A picture is worth 140 characters

JT got a smartphone last week. His first. For the last seven years he’s been using one of those old brick phones (it slides!) — specifically the Samsung Messager (SCH-r450), seen below.   samsung messager “The Brick,” as we affectionately called it, was a source of pride and conversation for JT and a source of amusement for me. I loved to watch people’s faces when they noticed it — especially in the last two to three years.  It was a good phone, and my husband – so practical, so… economical – found it hard to justify replacing it. I actually agreed with him. The Brick was hardy. You could chuck it full-force against a wall and it would still be pristine. It had a battery life of at least a week on a full charge (even in year seven). It had a full keyboard for texting. It received and made calls. He has an iPod for music, and who needs the internet, anyway? Data is expensive and besides, as he pointed out, everyone around him has a smartphone if he has a webmergency (read: if he needs to check his fantasy football).

But last week he took the plunge and got an iPhone 5S, and something unexpected happened. I learned that we communicate very differently.

I’m going to be real with you, folks. I’m in communications so I have an obligatory Instagram account, but anyone who follows me will know that it’s not my favourite medium. My nine photos will back that up. Pictures are powerful and impactful (let’s exclude selfies here), but I like words. Twitter is my platform of choice.

Apparently JT is an entirely different beast. Now that he has a camera better than 1mp on his phone, an extraordinary number of his texts have been photos.  I don’t think he’d ever commit to Twitter, but Instagram is probably right up his alley. Hell, he even makes me understand why Snapchat is appealing to people.

I suppose my point is, technology allows us to tell the stories of our daily lives in new, innovative ways that not even we could have predicted would be appealing to us. Massive creative freedom.

Just finish it

I had a lovely walk with JT a week or two ago — a six kilometer round trip to get an apple fritter. I confessed to him that I’d stalled on my Nereid project. “Project” sounds pretty corporate, but I hate to use the word “novel” when I don’t think it’s deserved. Anyway.

I don’t talk about writing with JT much. While he is super supportive, he’s not a writer or a reader (I’ve mentioned his bookshelf before), and he generally chooses not to offer advice on subjects in which he is unfamiliar or inexpert. By the way, this is an admirable rule that more people, including me, should adopt.

In an effort to keep myself accountable, I shared with him my woes.

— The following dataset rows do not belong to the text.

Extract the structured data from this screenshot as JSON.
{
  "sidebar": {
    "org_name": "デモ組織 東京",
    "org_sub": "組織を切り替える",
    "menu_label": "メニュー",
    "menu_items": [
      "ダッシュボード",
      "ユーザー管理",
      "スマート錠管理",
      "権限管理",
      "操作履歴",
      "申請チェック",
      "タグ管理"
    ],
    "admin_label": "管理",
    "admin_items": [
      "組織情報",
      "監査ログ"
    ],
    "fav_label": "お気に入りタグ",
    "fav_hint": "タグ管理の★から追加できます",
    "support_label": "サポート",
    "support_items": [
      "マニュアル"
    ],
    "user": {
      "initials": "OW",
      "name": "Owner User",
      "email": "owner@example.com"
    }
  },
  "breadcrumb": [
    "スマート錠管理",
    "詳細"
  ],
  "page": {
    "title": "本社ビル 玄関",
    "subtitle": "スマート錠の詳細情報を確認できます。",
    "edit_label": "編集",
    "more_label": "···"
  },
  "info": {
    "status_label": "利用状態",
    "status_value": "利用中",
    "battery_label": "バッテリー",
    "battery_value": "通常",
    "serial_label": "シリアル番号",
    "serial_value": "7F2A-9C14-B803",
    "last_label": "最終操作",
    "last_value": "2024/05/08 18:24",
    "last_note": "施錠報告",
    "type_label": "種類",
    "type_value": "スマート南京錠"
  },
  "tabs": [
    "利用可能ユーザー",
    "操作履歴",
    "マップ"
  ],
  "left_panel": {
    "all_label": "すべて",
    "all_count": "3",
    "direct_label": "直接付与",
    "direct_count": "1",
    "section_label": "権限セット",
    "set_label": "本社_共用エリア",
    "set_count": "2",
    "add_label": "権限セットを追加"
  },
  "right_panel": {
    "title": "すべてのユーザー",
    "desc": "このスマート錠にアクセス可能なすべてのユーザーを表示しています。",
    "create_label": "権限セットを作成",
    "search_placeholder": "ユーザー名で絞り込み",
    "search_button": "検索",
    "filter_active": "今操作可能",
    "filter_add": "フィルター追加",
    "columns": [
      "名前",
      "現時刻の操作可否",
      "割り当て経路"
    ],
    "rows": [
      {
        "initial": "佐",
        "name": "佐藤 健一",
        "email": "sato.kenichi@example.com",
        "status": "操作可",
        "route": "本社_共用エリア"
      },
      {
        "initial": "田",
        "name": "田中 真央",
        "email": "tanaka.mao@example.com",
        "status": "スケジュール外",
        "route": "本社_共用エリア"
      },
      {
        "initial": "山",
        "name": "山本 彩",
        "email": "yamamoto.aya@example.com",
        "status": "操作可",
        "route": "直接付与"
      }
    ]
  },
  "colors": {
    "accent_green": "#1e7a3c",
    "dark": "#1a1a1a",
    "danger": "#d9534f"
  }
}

SE: I haven’t written anything on the Neried project in a month.

JT: Oh? Why not?

SE: (woe #1) I was very disappointed with how the trip to Whistler went. I had a plan to finish the first draft by writing like a possessed thing while you were in class every day, but because I ended up having to work, I probably got less done than if we weren’t away from home. I feel discouraged that I didn’t come close to meeting my ambitious goal.

JT: Yeah, that’s shitty.

SE: (woe #2) It sure is. I’ve also reached one of those stretches where everything seems stupid. I have no idea why I would have chosen to write in this point-of-view, and it’s a mess anyways; my main character is super boring; and I had the bright idea of writing all the “exciting” scenes first to keep me enthused… except it means that now I only have the vaguely plotted in-between stuff to write.

JT: I know you want it to be great, but it seems like you’re being pretty hard on yourself. How many words have you written?

SE: I don’t know. I had to trash at least half of the NaNoWriMo draft just so things make sense. Right now I have like 55,000 words that will be in the complete first draft.

JT: That sounds like a lot.

SE: (woe #3) Yeah maybe, but some parts are just painful to read. So bad. It takes all of my willpower to keep myself from revising, because I don’t want to get stuck in a editing spiral and never actually write anything new.

JT: You just have to finish it. Even if it’s really bad.

SE: I guess but…

JT: I don’t know anything about writing, but if I was doing this, I think I’d want to get the story done, so I could at least look at it and be like “It’s done enough that someone could pick it up and read a whole book – even if it’s shitty and they hate it.” And then I’d maybe put it away for a like a month or something and then try to make it good after. But maybe that’s stupid.

SE: No, that’s not stupid. It’s… very astute. It’s what probably most writers do.

JT: Oh good. So I helped?

Sometimes it’s nice to have JT around to make me face the obvious.